Credit cards You're strapped - down to your last $1000. Who do you pay first: your credit card or your mortgage?

The answer might surprise you.

New studies show that the fiscal downturn has gotten so bad that consumers are now choosing to pay off credit card debt before making their mortgage payment.

A report by the Fair Isaac Corporation -- the entity responsible for the credit scoring system -- shows that consumers with upper echelon credit scores between 760 and 786 were twice as likely to default on mortgage payments as they were credit card debt. Those results are further supported by credit bureau TransUnion, which reports that nearly 7 percent of borrowers have defaulted on their mortgage, but have stayed current on their credit cards.

With nearly one in four Americans owing more on their home than it's currently worth, homeowners are clearly struggling.

"It's really an amazing trend," says Bill Sherwood, vice-president of the Austin, Texas-based credit counseling company, eCreditAdvisor. "If you have a home that's worth less than what you paid for it, your thought path would be 'Why am I putting $2,000 to stay in this home when I'm not gaining anything?' Where is the American dream in that?"
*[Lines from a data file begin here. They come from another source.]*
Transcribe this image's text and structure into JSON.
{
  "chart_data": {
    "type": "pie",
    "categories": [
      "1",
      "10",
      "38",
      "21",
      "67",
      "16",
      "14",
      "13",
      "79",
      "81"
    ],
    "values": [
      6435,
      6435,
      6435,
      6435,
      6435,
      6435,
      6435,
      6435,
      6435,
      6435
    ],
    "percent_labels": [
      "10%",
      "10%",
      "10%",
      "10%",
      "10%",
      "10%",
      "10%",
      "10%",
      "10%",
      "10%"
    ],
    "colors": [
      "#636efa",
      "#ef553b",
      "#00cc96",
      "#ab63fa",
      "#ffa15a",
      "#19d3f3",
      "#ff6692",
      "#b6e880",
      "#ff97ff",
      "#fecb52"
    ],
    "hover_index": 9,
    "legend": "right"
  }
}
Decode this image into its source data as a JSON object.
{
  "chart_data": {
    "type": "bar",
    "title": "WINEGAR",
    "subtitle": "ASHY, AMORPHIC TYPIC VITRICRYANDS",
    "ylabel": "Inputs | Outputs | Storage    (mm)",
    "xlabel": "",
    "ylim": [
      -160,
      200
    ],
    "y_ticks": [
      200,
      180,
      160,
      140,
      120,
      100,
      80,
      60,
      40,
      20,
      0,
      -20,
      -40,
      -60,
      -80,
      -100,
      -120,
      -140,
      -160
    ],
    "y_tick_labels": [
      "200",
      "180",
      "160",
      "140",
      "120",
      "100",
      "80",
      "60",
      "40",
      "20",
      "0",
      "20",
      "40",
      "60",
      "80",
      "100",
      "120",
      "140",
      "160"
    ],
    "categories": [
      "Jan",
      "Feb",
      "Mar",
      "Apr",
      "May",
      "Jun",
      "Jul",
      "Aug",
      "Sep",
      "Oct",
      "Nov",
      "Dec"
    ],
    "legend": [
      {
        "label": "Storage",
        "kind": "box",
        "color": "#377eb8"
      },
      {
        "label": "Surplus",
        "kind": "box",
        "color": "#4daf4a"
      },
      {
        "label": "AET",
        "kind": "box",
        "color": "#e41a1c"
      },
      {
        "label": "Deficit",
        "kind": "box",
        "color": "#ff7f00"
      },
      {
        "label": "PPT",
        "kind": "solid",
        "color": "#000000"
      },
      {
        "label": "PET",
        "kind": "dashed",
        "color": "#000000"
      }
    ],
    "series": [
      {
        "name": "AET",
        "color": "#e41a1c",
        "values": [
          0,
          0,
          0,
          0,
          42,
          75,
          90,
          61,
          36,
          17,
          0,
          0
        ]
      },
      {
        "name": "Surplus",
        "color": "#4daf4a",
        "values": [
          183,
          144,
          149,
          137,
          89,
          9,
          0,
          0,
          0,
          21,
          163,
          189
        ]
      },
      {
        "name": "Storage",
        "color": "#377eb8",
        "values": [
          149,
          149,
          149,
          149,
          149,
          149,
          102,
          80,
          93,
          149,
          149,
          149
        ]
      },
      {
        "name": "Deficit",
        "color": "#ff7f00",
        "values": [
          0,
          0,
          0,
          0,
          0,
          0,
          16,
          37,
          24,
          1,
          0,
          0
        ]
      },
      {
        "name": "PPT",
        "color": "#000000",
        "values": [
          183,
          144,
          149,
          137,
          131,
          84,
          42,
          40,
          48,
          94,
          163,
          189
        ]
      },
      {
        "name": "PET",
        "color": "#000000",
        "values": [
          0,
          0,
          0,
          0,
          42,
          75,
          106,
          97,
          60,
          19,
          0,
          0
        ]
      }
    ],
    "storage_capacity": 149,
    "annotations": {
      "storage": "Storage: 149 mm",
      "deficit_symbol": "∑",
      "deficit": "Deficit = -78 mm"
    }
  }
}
"People are in survival mode," explains Sherwood. "Two or three years ago, people could borrow 125 percent of their home value through home equity. People were using their [equity] lines to pay their mortgage and now that those funds have dried up and job loss has increased, it's a complete 180. They have no choice but to hang on to their cards."

The silver lining, adds Sherwood, is that those that find themselves having to choose which debt to fulfill may have more bargaining power now than they ever did in a robust economy. With lenders desperate to keep loans out of default, borrowers have more options when it comes to negotiation.

"When consumers are faced with survival issues, call your bank and say 'We can no longer afford to live here,'" advises Sherwood. "Call your bank, talk to the lender, talk to the people in the foreclosure department and see if you can get some forbearance. We've seen some banks come down from interest rates in the high 20's to the single digits. There are a lot of things they'll do now that they never would have done in the past."

After all, the worst thing from their point of view would be for you to just walk away.